Many natural gas reservoirs are characterized by large networks of pre-existing natural fractures. To design hydraulic fracturing treatments in these systems, models are needed that can account for the complex interaction of hydraulic fractures with natural fracture networks. This work presents a new method for modeling hydraulic fracturing in these reservoirs using an algorithm based on the discontinuous deformation analysis (DDA). To demonstrate the method’s capabilities, hydraulic fracturing is simulated in two theoretical pre-fractured reservoirs subjected to different levels of background stress. The results of this work demonstrate that principal stress will be one of the primary factors determining the direction of fracture propagation within a naturally fractured system.

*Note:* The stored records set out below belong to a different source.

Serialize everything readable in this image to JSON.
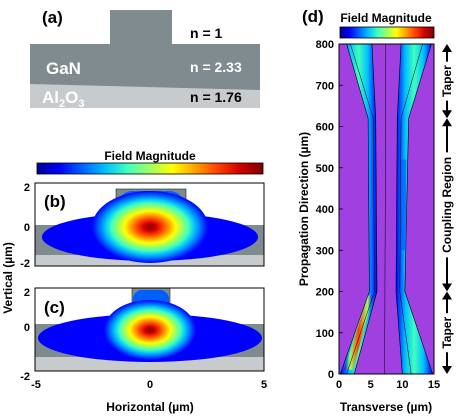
{
  "panel_a": {
    "label": "(a)",
    "layers": [
      {
        "name": "",
        "n_text": "n = 1",
        "color": "#ffffff"
      },
      {
        "name": "GaN",
        "n_text": "n = 2.33",
        "color": "#7f8b8e"
      },
      {
        "name_base": "Al",
        "sub1": "2",
        "name_mid": "O",
        "sub2": "3",
        "n_text": "n = 1.76",
        "color": "#c8cbcd"
      }
    ],
    "ridge_color": "#7f8b8e"
  },
  "colorbar_bc": {
    "title": "Field Magnitude"
  },
  "colorbar_d": {
    "title": "Field Magnitude"
  },
  "colormap": [
    "#00008f",
    "#0000ff",
    "#0060ff",
    "#00bfff",
    "#40ffbf",
    "#9fff60",
    "#ffff00",
    "#ffa000",
    "#ff4000",
    "#d00000",
    "#800000"
  ],
  "axes_bc": {
    "ylabel": "Vertical (µm)",
    "xlabel": "Horizontal (µm)",
    "xticks": [
      "-5",
      "0",
      "5"
    ],
    "yticks": [
      "2",
      "0",
      "-2"
    ]
  },
  "axes_d": {
    "ylabel": "Propagation Direction (µm)",
    "xlabel": "Transverse (µm)",
    "xticks": [
      "0",
      "5",
      "10",
      "15"
    ],
    "yticks": [
      "800",
      "700",
      "600",
      "500",
      "400",
      "300",
      "200",
      "100",
      "0"
    ]
  },
  "panel_labels": {
    "b": "(b)",
    "c": "(c)",
    "d": "(d)"
  },
  "regions": [
    {
      "label": "Taper",
      "from": 0,
      "to": 200
    },
    {
      "label": "Coupling Region",
      "from": 200,
      "to": 620
    },
    {
      "label": "Taper",
      "from": 620,
      "to": 800
    }
  ],
  "chart_data": [
    {
      "type": "heatmap",
      "panel": "b",
      "title": "Field Magnitude",
      "xlabel": "Horizontal (µm)",
      "ylabel": "Vertical (µm)",
      "xlim": [
        -5,
        5
      ],
      "ylim": [
        -2,
        1.6
      ],
      "field_peak": {
        "x": 0,
        "y": -0.1
      },
      "contour_levels": 10
    },
    {
      "type": "heatmap",
      "panel": "c",
      "title": "Field Magnitude",
      "xlabel": "Horizontal (µm)",
      "ylabel": "Vertical (µm)",
      "xlim": [
        -5,
        5
      ],
      "ylim": [
        -2,
        1.6
      ],
      "field_peak": {
        "x": 0,
        "y": -0.5
      },
      "contour_levels": 10
    },
    {
      "type": "heatmap",
      "panel": "d",
      "title": "Field Magnitude",
      "xlabel": "Transverse (µm)",
      "ylabel": "Propagation Direction (µm)",
      "xlim": [
        0,
        15
      ],
      "ylim": [
        0,
        800
      ],
      "waveguide_boundaries": [
        {
          "z": 0,
          "x": [
            0.8,
            1.2,
            11.6,
            14.8
          ]
        },
        {
          "z": 200,
          "x": [
            5.2,
            5.8,
            9.2,
            10.4
          ]
        },
        {
          "z": 620,
          "x": [
            5.0,
            5.6,
            9.4,
            11.0
          ]
        },
        {
          "z": 800,
          "x": [
            1.6,
            5.2,
            9.8,
            14.0
          ]
        }
      ]
    }
  ]
}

In addition, the orientation of the natural fracture networks will also influence the direction of fracture propagation, particularly when the difference between the maximum and minimum principal stress is minimal. Finally, the results demonstrate that fluid viscosity and injection rate will have a direct impact on the extent to which fracturing fluid will invade a pre-existing network of natural fractures, but only a minimal impact on the direction taken by propagating hydraulic fractures.


In the field, natural gas reservoirs are frequently characterized by large networks of pre-existing natural fractures. Hydraulic fracturing treatments for these reservoirs are often designed using bi-wing or radial fracturing models, both of which are based on strict assumptions for the geometry of the propagating fracture [1, 2]. The presence of pre-existing natural fractures, however, can lead to the formation of complex fracture networks which are not well characterized by these models [3]. In addition, natural fractures can cause the flow and production properties of a targeted reservoir to deviate greatly from those predicted by bi-wing or radial fracture models. Given the potential impact of natural fractures on hydraulic fracture propagation and reservoir production, the study of fracturing in naturally fractured reservoirs deserves further attention.